Rdc : interdiction des rassemblements pour endiguer Ebola avant la manifestation de l’opposition
Les autorités congolaises ont pris une mesure drastique pour contenir l’épidémie d’Ebola : l’interdiction des rassemblements de masse à Kinshasa et dans trois autres provinces. Cette décision intervient à une semaine d’une grande manifestation prévue par l’opposition, le mercredi 8 juillet, contre le président Félix Tshisekedi.

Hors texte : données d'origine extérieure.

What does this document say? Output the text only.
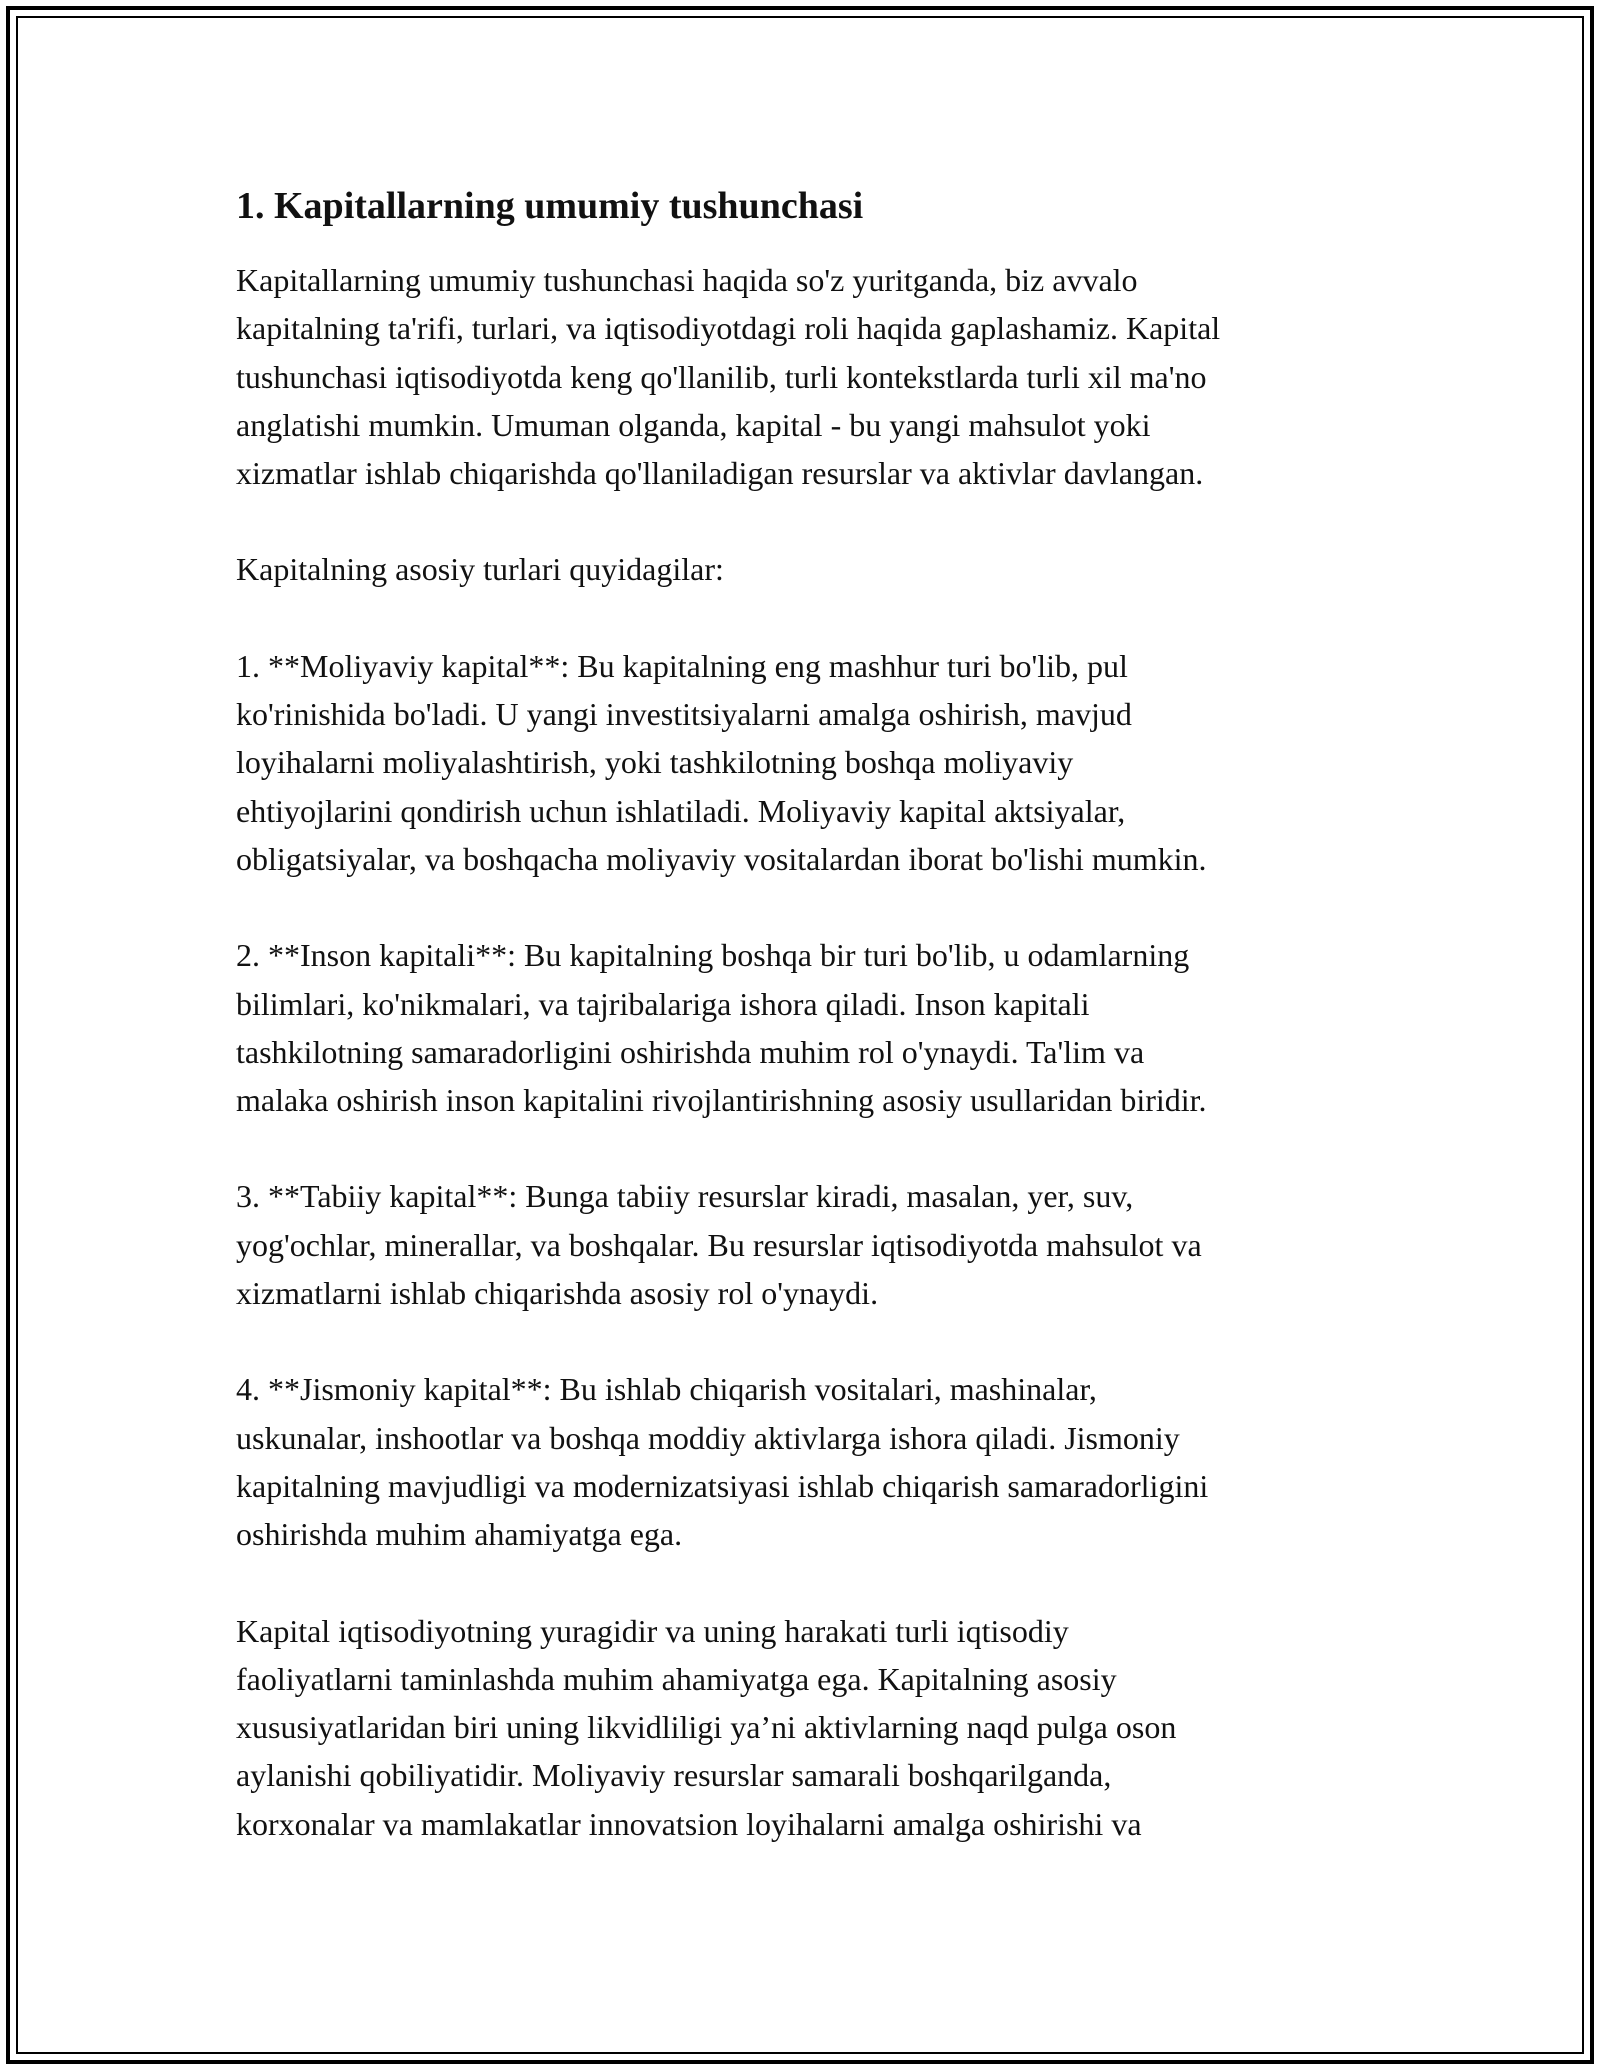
1. Kapitallarning umumiy tushunchasi

Kapitallarning umumiy tushunchasi haqida so'z yuritganda, biz avvalo
kapitalning ta'rifi, turlari, va iqtisodiyotdagi roli haqida gaplashamiz. Kapital
tushunchasi iqtisodiyotda keng qo'llanilib, turli kontekstlarda turli xil ma'no
anglatishi mumkin. Umuman olganda, kapital - bu yangi mahsulot yoki
xizmatlar ishlab chiqarishda qo'llaniladigan resurslar va aktivlar davlangan.

Kapitalning asosiy turlari quyidagilar:

1. **Moliyaviy kapital**: Bu kapitalning eng mashhur turi bo'lib, pul
ko'rinishida bo'ladi. U yangi investitsiyalarni amalga oshirish, mavjud
loyihalarni moliyalashtirish, yoki tashkilotning boshqa moliyaviy
ehtiyojlarini qondirish uchun ishlatiladi. Moliyaviy kapital aktsiyalar,
obligatsiyalar, va boshqacha moliyaviy vositalardan iborat bo'lishi mumkin.

2. **Inson kapitali**: Bu kapitalning boshqa bir turi bo'lib, u odamlarning
bilimlari, ko'nikmalari, va tajribalariga ishora qiladi. Inson kapitali
tashkilotning samaradorligini oshirishda muhim rol o'ynaydi. Ta'lim va
malaka oshirish inson kapitalini rivojlantirishning asosiy usullaridan biridir.

3. **Tabiiy kapital**: Bunga tabiiy resurslar kiradi, masalan, yer, suv,
yog'ochlar, minerallar, va boshqalar. Bu resurslar iqtisodiyotda mahsulot va
xizmatlarni ishlab chiqarishda asosiy rol o'ynaydi.

4. **Jismoniy kapital**: Bu ishlab chiqarish vositalari, mashinalar,
uskunalar, inshootlar va boshqa moddiy aktivlarga ishora qiladi. Jismoniy
kapitalning mavjudligi va modernizatsiyasi ishlab chiqarish samaradorligini
oshirishda muhim ahamiyatga ega.

Kapital iqtisodiyotning yuragidir va uning harakati turli iqtisodiy
faoliyatlarni taminlashda muhim ahamiyatga ega. Kapitalning asosiy
xususiyatlaridan biri uning likvidliligi ya’ni aktivlarning naqd pulga oson
aylanishi qobiliyatidir. Moliyaviy resurslar samarali boshqarilganda,
korxonalar va mamlakatlar innovatsion loyihalarni amalga oshirishi va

Déclarée le 15 mai dernier, la 17e épidémie d’Ebola en République démocratique du Congo (RDC) a déjà causé 360 décès pour 1 274 cas recensés. Si les provinces du nord-est restent les plus touchées, aucun cas de transmission n’a été signalé à Kinshasa, une mégapole de plus de 17 millions d’habitants.
Dans un courrier daté du samedi 27 juin, le ministre de l’Intérieur Jacquemain Shabani demande aux autorités locales d’interdire les « attroupements de masse » afin « d’éviter toute contamination de l’épidémie à virus Ebola ». Le texte ne précise pas si la manifestation de l’opposition est directement visée par cette mesure.
Une décision dans un contexte de fortes tensions politiques
Cette interdiction survient dans un climat politique très tendu, lié à un projet de loi encadrant un référendum sur une révision de la Constitution. L’opposition estime que cette réforme pourrait ouvrir la voie à un troisième mandat du président Félix Tshisekedi, au pouvoir depuis 2019, alors que la Constitution limite actuellement le chef de l’État à deux mandats.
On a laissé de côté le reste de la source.